No dia seguinte, o amanhecer esclarecia o significado dos termos "Nyaneka" e


"Humbi", O SOL MOSTRAVA-SE bem na diáspora, os homens e mulheres do kimbo
começaram a acordar com novas forças para mais um dia nas suas lavouras. As três
mulheres de sô Kimbito ajuntaram-se, o que evidenciava a poligamia na sua cultura como
sendo coisa normal, para tratarem dos detalhes de como fazerem para Tabita ser levada fora
do Kimbo para um lugar mais reservado e por onde ficaria por pelo menos duas semanas
aos cuidados das tias, convidaram-na a ir visitar um outro lugar para conhecer a família
restante, com "quimbalas", panos e cestas nas cabeças, arrumaram-se a caminho da estrada
picada e em fileirinha, as três descalças e a outra com as suas sandálias cor do céu,
puseram-se a andar. Pelo caminho, o charmoso vento assobiava levemente e as árvores
dançavam com entrega àquele som, Tabita já começava a ter os pés doridos e cochichava
por causa da distância. Depois de andarem cerca de dois quilômetros e meio, no meio do
mato, entre os arbustos, apareceu um grupo escondido de jovens fortes que tinham as caras
pintadas a carmim e branco, com um ar que os identificava como ladrões, assustada, as três
rivais desataram a gritar lançando pragas numa língua que Tabita desentendia, -
BANDIDOS, NOS DEIXEM EM PAZ, a mãe da jovem desembanhou de seus panos um pó
chamado"Mpeyo", atirou-o a Tabita e disse "Wafukala", cercadas e sem possiveis rotas para
fuga, a cassula pôs-se a chorar, pois estava ciente do perigo a que estavam expostas. De
repente, um deles cobre com um saco branco de sarapieira o rosto da Tabita, amarrou-a,
elevou-a até ao ombro direito e saiu com ela a correr entre os arbustos. A menina gritou,
chorou, mas nada adiantou, ela foi raptada. Depois de estarem já fora do alcance das vistas,
todas as rivais começaram a sorrir na companhia dos jovens que na verdade eram os primos
de Tabita, riram-se, riram-se até que as lágrimas fazerem-se acompanhar dos risos pelo
facto do seu plano ter funcionado na perfeição.
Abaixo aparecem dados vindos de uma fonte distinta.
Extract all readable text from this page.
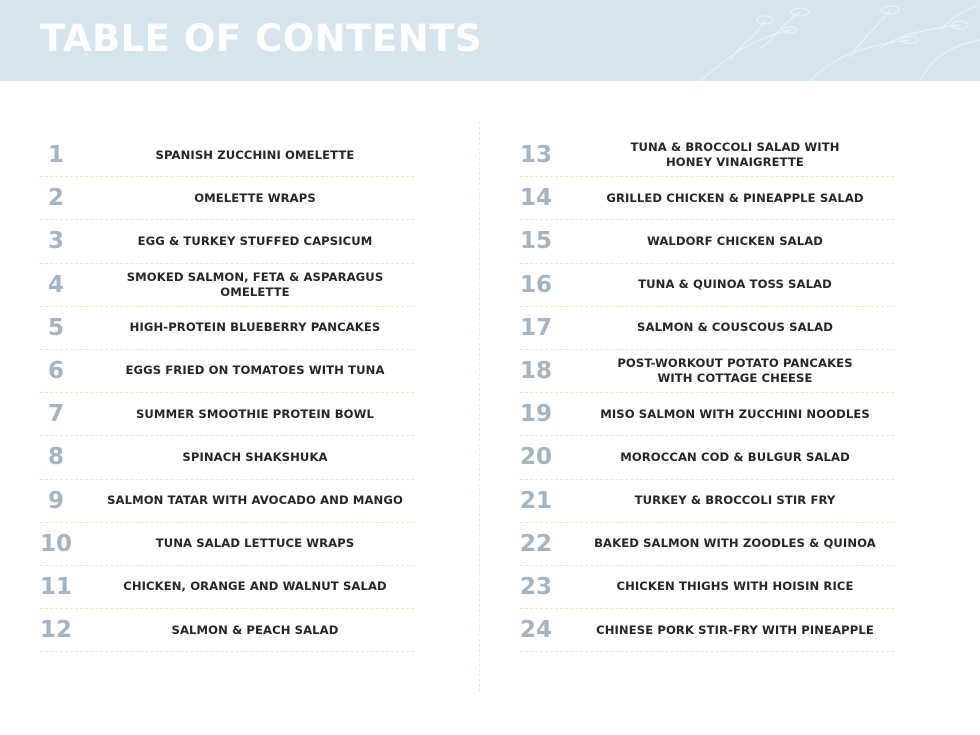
TABLE OF CONTENTS
1	SPANISH ZUCCHINI OMELETTE
2	OMELETTE WRAPS
3	EGG & TURKEY STUFFED CAPSICUM
4	SMOKED SALMON, FETA & ASPARAGUS OMELETTE
5	HIGH-PROTEIN BLUEBERRY PANCAKES
6	EGGS FRIED ON TOMATOES WITH TUNA
7	SUMMER SMOOTHIE PROTEIN BOWL
8	SPINACH SHAKSHUKA
9	SALMON TATAR WITH AVOCADO AND MANGO
10	TUNA SALAD LETTUCE WRAPS
11	CHICKEN, ORANGE AND WALNUT SALAD
12	SALMON & PEACH SALAD
13	TUNA & BROCCOLI SALAD WITH
HONEY VINAIGRETTE
14	GRILLED CHICKEN & PINEAPPLE SALAD
15	WALDORF CHICKEN SALAD
16	TUNA & QUINOA TOSS SALAD
17	SALMON & COUSCOUS SALAD
18	POST-WORKOUT POTATO PANCAKES
WITH COTTAGE CHEESE
19	MISO SALMON WITH ZUCCHINI NOODLES
20	MOROCCAN COD & BULGUR SALAD
21	TURKEY & BROCCOLI STIR FRY
22	BAKED SALMON WITH ZOODLES & QUINOA
23	CHICKEN THIGHS WITH HOISIN RICE
24	CHINESE PORK STIR-FRY WITH PINEAPPLE
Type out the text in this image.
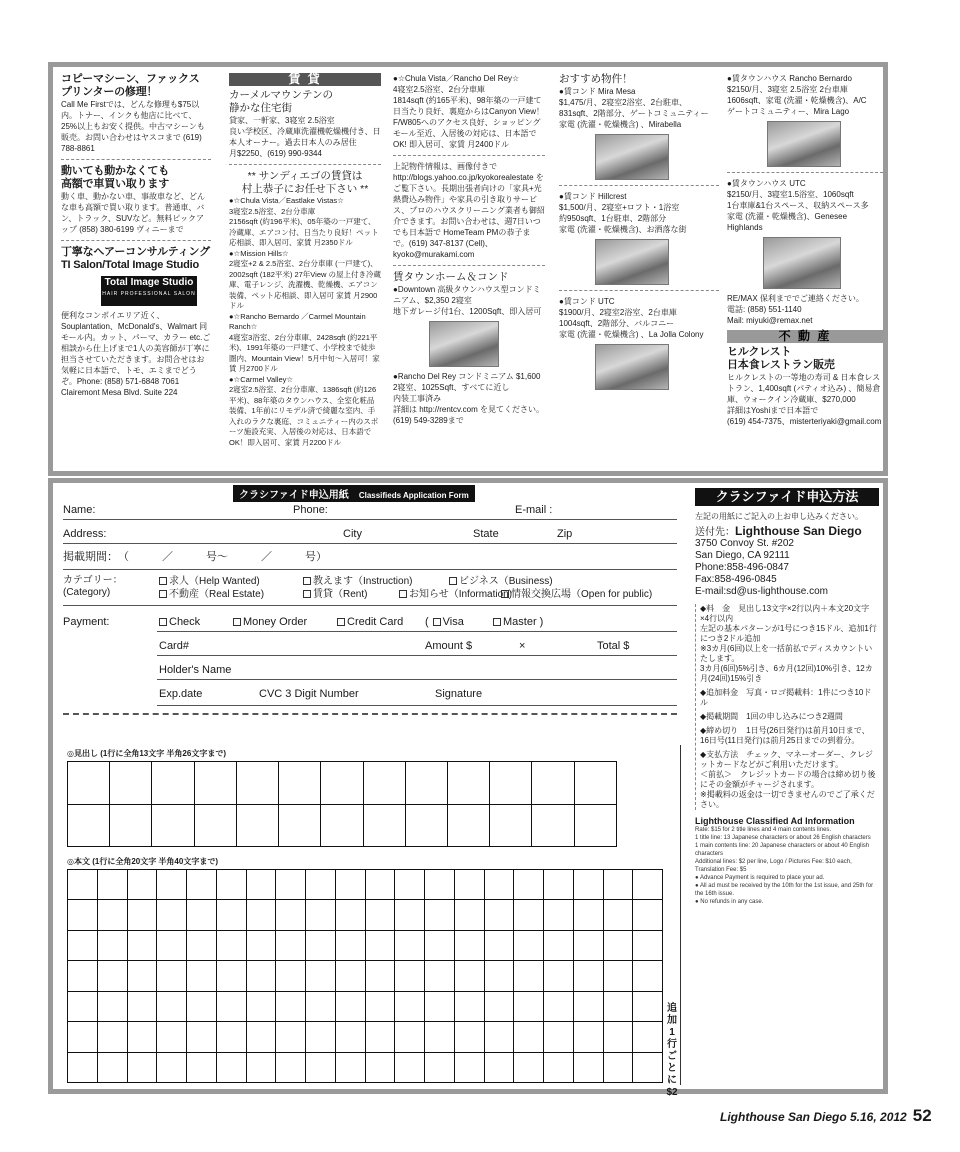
コピーマシーン、ファックス
プリンターの修理！
Call Me Firstでは、どんな修理も$75以内。トナー、インクも他店に比べて、25%以上もお安く提供。中古マシーンも販売。お問い合わせはヤスコまで (619) 788-8861
動いても動かなくても
高額で車買い取ります
動く車、動かない車、事故車など、どんな車も高額で買い取ります。普通車、バン、トラック、SUVなど。無料ピックアップ (858) 380-6199 ヴィニーまで
丁寧なヘアーコンサルティング
TI Salon/Total Image Studio
Total Image Studio
HAIR PROFESSIONAL SALON
便利なコンボイエリア近く、Souplantation、McDonald's、Walmart 同モール内。カット、パーマ、カラー etc.ご相談から仕上げまで1人の美容師が丁寧に担当させていただきます。お問合せはお気軽に日本語で、トモ、エミまでどうぞ。Phone: (858) 571-6848 7061 Clairemont Mesa Blvd. Suite 224
賃 貸
カーメルマウンテンの
静かな住宅街
貸家、一軒家、3寝室 2.5浴室
良い学校区、冷蔵庫洗濯機乾燥機付き、日本人オーナー。過去日本人のみ居住
月$2250、(619) 990-9344
** サンディエゴの賃貸は
村上恭子にお任せ下さい **
●☆Chula Vista／Eastlake Vistas☆
3寝室2.5浴室、2台分車庫
2156sqft (約196平米)、05年築の一戸建て、冷蔵庫、エアコン付、日当たり良好！ペット応相談、即入居可、家賃 月2350ドル
●☆Mission Hills☆
2寝室+2 & 2.5浴室、2台分車庫 (一戸建て)、2002sqft (182平米) 27年View の屋上付き冷蔵庫、電子レンジ、洗濯機、乾燥機、エアコン装備、ペット応相談、即入居可 家賃 月2900ドル
●☆Rancho Bernardo ／Carmel Mountain Ranch☆
4寝室3浴室、2台分車庫、2428sqft (約221平米)、1991年築の一戸建て、小学校まで徒歩圏内、Mountain View！5月中旬～入居可！家賃 月2700ドル
●☆Carmel Valley☆
2寝室2.5浴室、2台分車庫、1386sqft (約126平米)、88年築のタウンハウス、全室化粧品装備、1年前にリモデル済で綺麗な室内、手入れのラクな裏庭、コミュニティー内のスポーツ施設充実、入居後の対応は、日本語でOK！即入居可、家賃 月2200ドル
●☆Chula Vista／Rancho Del Rey☆
4寝室2.5浴室、2台分車庫
1814sqft (約165平米)、98年築の一戸建て日当たり良好、裏庭からはCanyon View！ F/W805へのアクセス良好、ショッピングモール至近、入居後の対応は、日本語でOK! 即入居可、家賃 月2400ドル
上記物件情報は、画像付きで http://blogs.yahoo.co.jp/kyokorealestate をご覧下さい。長期出張者向けの「家具+光熱費込み物件」や家具の引き取りサービス、プロのハウスクリーニング業者も御紹介できます。お問い合わせは、週7日いつでも日本語で HomeTeam PMの恭子まで。(619) 347-8137 (Cell)、kyoko@murakami.com
賃タウンホーム＆コンド
●Downtown 高級タウンハウス型コンドミニアム、$2,350 2寝室
地下ガレージ付1台、1200Sqft、即入居可
●Rancho Del Rey コンドミニアム $1,600
2寝室、1025Sqft、すべてに近し
内装工事済み
詳細は http://rentcv.com を見てください。(619) 549-3289まで
おすすめ物件！
●賃コンド Mira Mesa
$1,475/月、2寝室2浴室、2台駐車、831sqft、2階部分、ゲートコミュニティー
家電 (洗濯・乾燥機含) 、Mirabella
●賃コンド Hillcrest
$1,500/月、2寝室+ロフト・1浴室
約950sqft、1台駐車、2階部分
家電 (洗濯・乾燥機含)、お洒落な街
●賃コンド UTC
$1900/月、2寝室2浴室、2台車庫
1004sqft、2階部分、バルコニー
家電 (洗濯・乾燥機含) 、La Jolla Colony
●賃タウンハウス Rancho Bernardo
$2150/月、3寝室 2.5浴室 2台車庫
1606sqft、家電 (洗濯・乾燥機含)、A/C
ゲートコミュニティー、Mira Lago
●賃タウンハウス UTC
$2150/月、3寝室1.5浴室、1060sqft
1台車庫&1台スペース、収納スペース多
家電 (洗濯・乾燥機含)、Genesee Highlands
RE/MAX 保利まででご連絡ください。
電話: (858) 551-1140
Mail: miyuki@remax.net
不 動 産
ヒルクレスト
日本食レストラン販売
ヒルクレストの一等地の寿司 & 日本食レストラン、1,400sqft (パティオ込み) 、簡易倉庫、ウォークイン冷蔵庫、$270,000
詳細はYoshiまで日本語で
(619) 454-7375、misterteriyaki@gmail.com
クラシファイド申込用紙　 Classifieds Application Form
Name:	Phone:	E-mail :
Address:	City	State	Zip
掲載期間：　（　　　／　　　号～　　　／　　　号）
カテゴリー：
(Category)
求人（Help Wanted)	教えます（Instruction)	ビジネス（Business)
不動産（Real Estate)	賃貸（Rent)	お知らせ（Information)
情報交換広場（Open for public)
Payment:	Check	Money Order	Credit Card ( Visa	Master )
Card#	Amount $	×	Total $
Holder's Name
Exp.date	CVC 3 Digit Number	Signature
◎見出し (1行に全角13文字 半角26文字まで)

◎本文 (1行に全角20文字 半角40文字まで)

追加1行ごとに$2
クラシファイド申込方法
左記の用紙にご記入の上お申し込みください。
送付先：Lighthouse San Diego
3750 Convoy St. #202
San Diego, CA 92111
Phone:858-496-0847
Fax:858-496-0845
E-mail:sd@us-lighthouse.com
◆料　金　見出し13文字×2行以内＋本文20文字×4行以内
左記の基本パターンが1号につき15ドル、追加1行につき2ドル追加
※3カ月(6回)以上を一括前払でディスカウントいたします。
3カ月(6回)5%引き、6カ月(12回)10%引き、12カ月(24回)15%引き
◆追加料金　写真・ロゴ掲載料：1件につき10ドル
◆掲載期間　1回の申し込みにつき2週間
◆締め切り　1日号(26日発行)は前月10日まで、16日号(11日発行)は前月25日までの到着分。
◆支払方法　チェック、マネーオーダー、クレジットカードなどがご利用いただけます。
＜前払＞　クレジットカードの場合は締め切り後にその金額がチャージされます。
※掲載料の返金は一切できませんのでご了承ください。
Lighthouse Classified Ad Information
Rate: $15 for 2 title lines and 4 main contents lines.
1 title line: 13 Japanese characters or about 26 English characters
1 main contents line: 20 Japanese characters or about 40 English characters
Additional lines: $2 per line, Logo / Pictures Fee: $10 each, Translation Fee: $5
● Advance Payment is required to place your ad.
● All ad must be received by the 10th for the 1st issue, and 25th for the 16th issue.
● No refunds in any case.
Lighthouse San Diego 5.16, 2012 52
Tabita foi levada a uma cabana no meio da floresta, onde já estavam um monte de
senhoras que tinham tranças com enfeites de missangas, e amarraram, muitas delas, panos
de "samakakas"em torno de suas cinturas, quando o jovem primo a deixou nunca mais pisou
o local. Amarraram em seus mamilos carne de cabrito para que secasse sobre ela, foi
explicado a ela que era já momento em que seria submetida a um processo de passagem
feminina, depois de ficar dias ali, ela não sairia como a mesma pessoa, seria uma mulher
preparada para cuidar, com responsabilidade, a sua casa e que teria a felicidade plena dentro
do lar, depois do "Efiko", Tabita amadureceria bastante sem nenhuma maldição dos antigos.

No princípio, foi muito difícil para ela entender o que se estava a passar, mas
quando se apercebeu da situação, começou a ficar mais calma e com o tempo foi se
submetendo aos costumes e ensinamentos da sua cultura. Volvido um espaço temporal de
duas semanas, no mesmo local do ritual, começaram a aparecer mais pessoas que
organizavam o local para uma festa enorme, prepararam barris de "macau" e "canhome",
mataram bois, trouxeram da cidade alguns panos novos que serviram de adorno para ela,
depois de ter sido esfregado óleo "mupeque" na sua pele macia. Com novas tranças e panos,
com uma maquiagem tradicional, Tabita viu-se no meio de uma festa grande, seus irmãos,
pais, tios e o resto da família estavam no local. Velho Kimbito com sua altura comprida,
entra no meio da roda interrompendo os dançarinos do "ovindjomba "ao som do batuque, e,
apesar de velho, dá uma cambalhota e grita, para surpresa de todos: -Vamos ndançare. Isso
nué ndos civilissados nem dos calcinhas. Fim!